No talk of gold, says India's Sardar
Once kingpins of the game, India's dominance of men's hockey has waned considerably.
Their fall from grace has been well documented. And, over the years, there have been many false dawns, with teams showing initial promise before elements like infighting, indiscipline and pressure ensured there was no lift-off.
Maybe that is why current Indian captain Sardar Singh is adopting the cautious approach, as the team get set for the Asian Games here in Incheon.
The national team won a silver medal at the Glasgow Commonwealth Games earlier this year.
They reached the final with players showing off flashes of individual skill that harked back to the days of old.
There was a togetherness to the side and, even though they were well beaten by world champions Australia 4-0 in the final, there is some excitement building over the Indian team.
But Sardar says it will still be some time before the former rulers of the game regain their crown.
"It will take some time for India to become the power we once were, what with the rule changes and other changes to the game, but we proved at the World Cup that we are improving against teams like Belgium and England," he told The New Paper.
"We made some silly mistakes to concede late goals, but we have been working on those shortcomings. We are also working on improving the communication between our players and we are improving," said the 28-year-old.
India finished ninth at the World Cup this year while the English came in fourth.
But the Indians turned the tables weeks later at the Commonwealth Games, finishing runners-up behind the formidable Aussies, with the English claiming the bronze.
Guided by world-renowned Australian coach Terry Walsh, India beat South Korea 3-0 at the World Cup to finish ninth.
They are now ranked second in Asia, behind the South Koreans, who will be hell bent on revenge on home soil, if the two sides do meet in the gold-medal contest.
India's last Olympic gold came at the 1980 Moscow Games.
Their last Asian Games win was in 1998 in Bangkok, and Sardar is not interested to talk about winning gold here.
"We've got a lot of younger players now with not enough international experience, but actually doing a really good job," he said.
"Now we've got really good coaches in the likes of Terry Walsh and good Indian coaches, too.
"We're training at a very high intensity, at a good level and we are generally improving."
India are in Group B, with arch-rivals Pakistan, Oman, China and Sri Lanka, whom they face in their opening game on Sunday.
"Every team are improving and looking to do well in the tournament. We just want to concentrate on our first game against Sri Lanka, and take things match by match," said Sardar.

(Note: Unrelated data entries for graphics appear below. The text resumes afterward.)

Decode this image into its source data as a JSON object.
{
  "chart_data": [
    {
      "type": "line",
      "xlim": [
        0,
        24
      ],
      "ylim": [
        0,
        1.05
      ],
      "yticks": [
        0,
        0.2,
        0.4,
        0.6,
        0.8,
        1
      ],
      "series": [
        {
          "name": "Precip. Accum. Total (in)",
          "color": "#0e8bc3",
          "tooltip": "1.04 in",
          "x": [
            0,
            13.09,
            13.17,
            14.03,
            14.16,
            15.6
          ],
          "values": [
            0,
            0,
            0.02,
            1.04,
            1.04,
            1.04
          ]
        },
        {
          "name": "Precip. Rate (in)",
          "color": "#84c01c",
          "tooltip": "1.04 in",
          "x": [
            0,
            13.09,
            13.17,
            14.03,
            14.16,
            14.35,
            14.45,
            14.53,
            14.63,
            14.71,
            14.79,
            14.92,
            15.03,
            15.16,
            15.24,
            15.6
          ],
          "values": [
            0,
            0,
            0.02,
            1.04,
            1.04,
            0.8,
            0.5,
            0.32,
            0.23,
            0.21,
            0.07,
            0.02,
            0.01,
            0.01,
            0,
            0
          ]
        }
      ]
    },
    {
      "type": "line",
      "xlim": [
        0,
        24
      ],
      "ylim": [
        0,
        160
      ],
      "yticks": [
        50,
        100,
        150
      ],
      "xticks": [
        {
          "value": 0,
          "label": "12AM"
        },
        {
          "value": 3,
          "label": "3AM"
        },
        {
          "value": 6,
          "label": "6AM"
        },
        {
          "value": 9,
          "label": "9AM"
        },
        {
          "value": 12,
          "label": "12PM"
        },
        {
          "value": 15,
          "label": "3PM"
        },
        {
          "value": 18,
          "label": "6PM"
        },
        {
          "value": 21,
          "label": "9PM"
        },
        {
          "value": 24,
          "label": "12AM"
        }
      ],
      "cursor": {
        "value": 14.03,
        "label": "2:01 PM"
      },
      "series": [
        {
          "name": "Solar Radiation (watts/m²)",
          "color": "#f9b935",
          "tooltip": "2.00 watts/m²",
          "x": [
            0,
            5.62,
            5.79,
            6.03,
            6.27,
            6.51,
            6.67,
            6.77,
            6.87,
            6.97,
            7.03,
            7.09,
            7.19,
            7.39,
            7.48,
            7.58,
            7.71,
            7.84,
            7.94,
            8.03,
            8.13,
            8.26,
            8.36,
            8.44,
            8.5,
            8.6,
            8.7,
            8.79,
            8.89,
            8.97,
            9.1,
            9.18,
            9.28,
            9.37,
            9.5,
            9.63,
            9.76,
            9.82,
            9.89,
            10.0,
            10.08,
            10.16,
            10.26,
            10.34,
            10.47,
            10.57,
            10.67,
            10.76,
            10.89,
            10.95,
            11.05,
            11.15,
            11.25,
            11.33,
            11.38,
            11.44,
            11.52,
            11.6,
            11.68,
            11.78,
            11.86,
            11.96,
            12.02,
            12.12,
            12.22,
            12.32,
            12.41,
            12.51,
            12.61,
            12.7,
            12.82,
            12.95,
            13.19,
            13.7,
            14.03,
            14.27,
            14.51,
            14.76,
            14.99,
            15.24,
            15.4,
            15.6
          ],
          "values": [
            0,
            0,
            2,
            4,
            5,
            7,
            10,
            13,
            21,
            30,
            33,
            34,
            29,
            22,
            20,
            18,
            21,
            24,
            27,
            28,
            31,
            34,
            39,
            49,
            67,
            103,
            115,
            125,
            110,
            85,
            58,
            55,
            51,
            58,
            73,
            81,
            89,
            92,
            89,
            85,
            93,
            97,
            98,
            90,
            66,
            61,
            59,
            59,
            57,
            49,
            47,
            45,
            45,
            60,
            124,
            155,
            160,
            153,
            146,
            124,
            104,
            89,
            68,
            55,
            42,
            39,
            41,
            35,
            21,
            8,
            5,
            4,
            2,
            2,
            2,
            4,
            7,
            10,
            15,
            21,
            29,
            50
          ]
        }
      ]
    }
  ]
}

When pressed if India could win the gold, he said: "What's important is that we follow our coach's instructions and strategies. Our main target is to do well in our group games and qualify for the semi-finals."
He does think India have an advantage here.
Hockey will adopt a new format of four 15-minute quarters instead of two halves of 35 minutes and, with Indian leagues already adopting that system, it could help their cause.
"We play under this system in the leagues in India and our players are used to it," he said.
"But again, it's really important that we stick to the plans of our coach."